Run from Correct Directory:

cd /path/to/pruebaetl
python normalizar_datos.py

Verify File Names:

ls -l clientes_prueba_mas_datos.csv
ls -l ventas_prueba_mas_datos.csv

Expected Files:

clientes_prueba_mas_datos.csv (source data)
ventas_prueba_mas_datos.csv (source data)
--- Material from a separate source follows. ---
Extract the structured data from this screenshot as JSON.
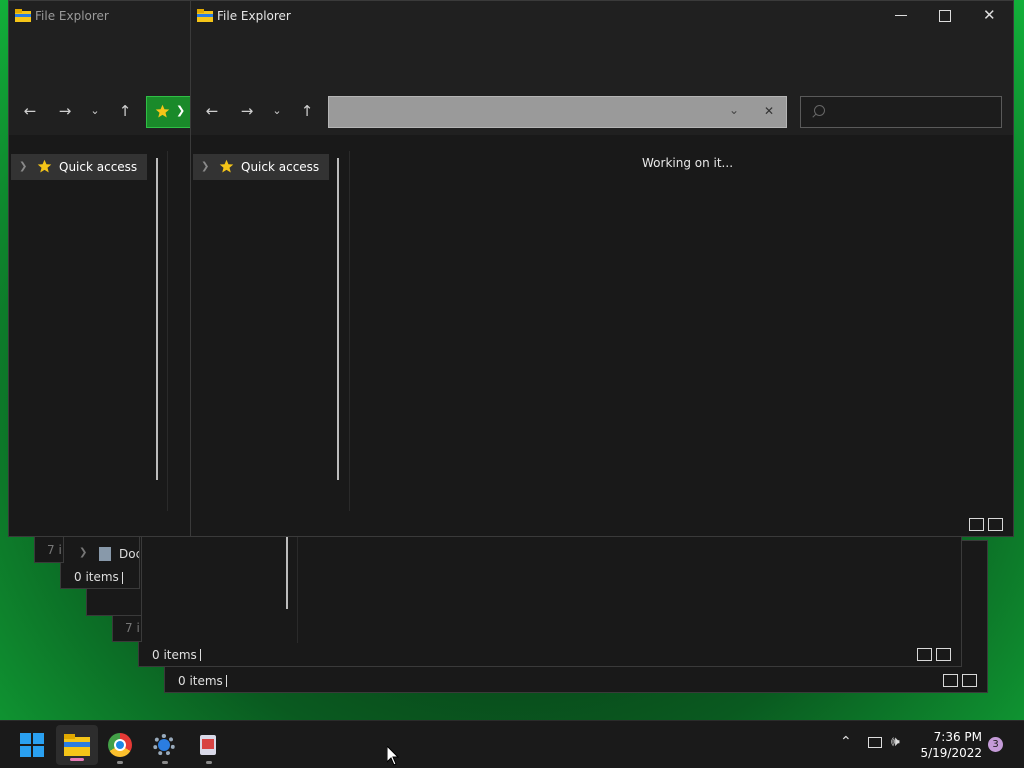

Scripts use relative paths. Always run from the directory containing the CSV files.

UTF-8 BOM in Excel

Symptom: Excel displays special characters correctly, but other tools show a BOM character (ï»¿) at the start of the file. Root Cause: UTF-8 BOM (Byte Order Mark) is added for Excel compatibility but may confuse other parsers. Solution: This is intentional behavior:

# Writing with BOM for Excel
with open('output.csv', 'w', encoding='utf-8-sig', newline='') as f:
    writer = csv.DictWriter(f, fieldnames=[...])
    writer.writeheader()
    writer.writerows(data)

When to Use:

✅ Use utf-8-sig when files will be opened in Excel
✅ Use utf-8 when files will be parsed by other systems

Reading BOM Files:

# Python's csv module handles BOM automatically
with open('output.csv', 'r', encoding='utf-8-sig') as f:
    reader = csv.DictReader(f)
    data = list(reader)

Location: All CSV write operations use utf-8-sig

Performance Issues

Slow CSV Processing

Symptom: Processing large CSV files (100K+ rows) takes several minutes. Root Cause:

Inefficient looping
Multiple file reads
No batch processing

Solution:

Read Entire File Once:

# Good: Read once
with open('input.csv', 'r', encoding='utf-8') as f:
    contenido = list(csv.DictReader(f))

for row in contenido:
    # Process

# Bad: Read multiple times
for i in range(count):
    with open('input.csv', 'r', encoding='utf-8') as f:
        # Read entire file each iteration

Use Sets for Unique Values:

# Good: O(1) lookup
ciudades_set = set()
ciudades_set.add(ciudad)

# Bad: O(n) lookup
ciudades_list = []
if ciudad not in ciudades_list:  # Slow for large lists
    ciudades_list.append(ciudad)

Batch SQL Inserts:

# Write all INSERTs to file, then execute once in SQL Server
with open('crear_base_datos.sql', 'w', encoding='utf-8') as f:
    for cliente in clientes:
        f.write(f"INSERT INTO clientes (...) VALUES (...);\n")

Slow Database Queries

Symptom: Queries on ventas table take several seconds. Root Cause: Missing indexes on foreign keys and frequently filtered columns. Solution: Create indexes on:

-- Foreign keys
CREATE INDEX IX_clientes_ciudad_id ON clientes(ciudad_id);
CREATE INDEX IX_clientes_segmento_id ON clientes(segmento_id);
CREATE INDEX IX_ventas_cliente_id ON ventas(cliente_id);
CREATE INDEX IX_ventas_moneda_id ON ventas(moneda_id);
CREATE INDEX IX_ventas_canal_id ON ventas(canal_id);

-- Date columns (frequently filtered)
CREATE INDEX IX_ventas_fecha ON ventas(fecha);

Foreign keys are automatically indexed in some databases, but SQL Server requires explicit index creation.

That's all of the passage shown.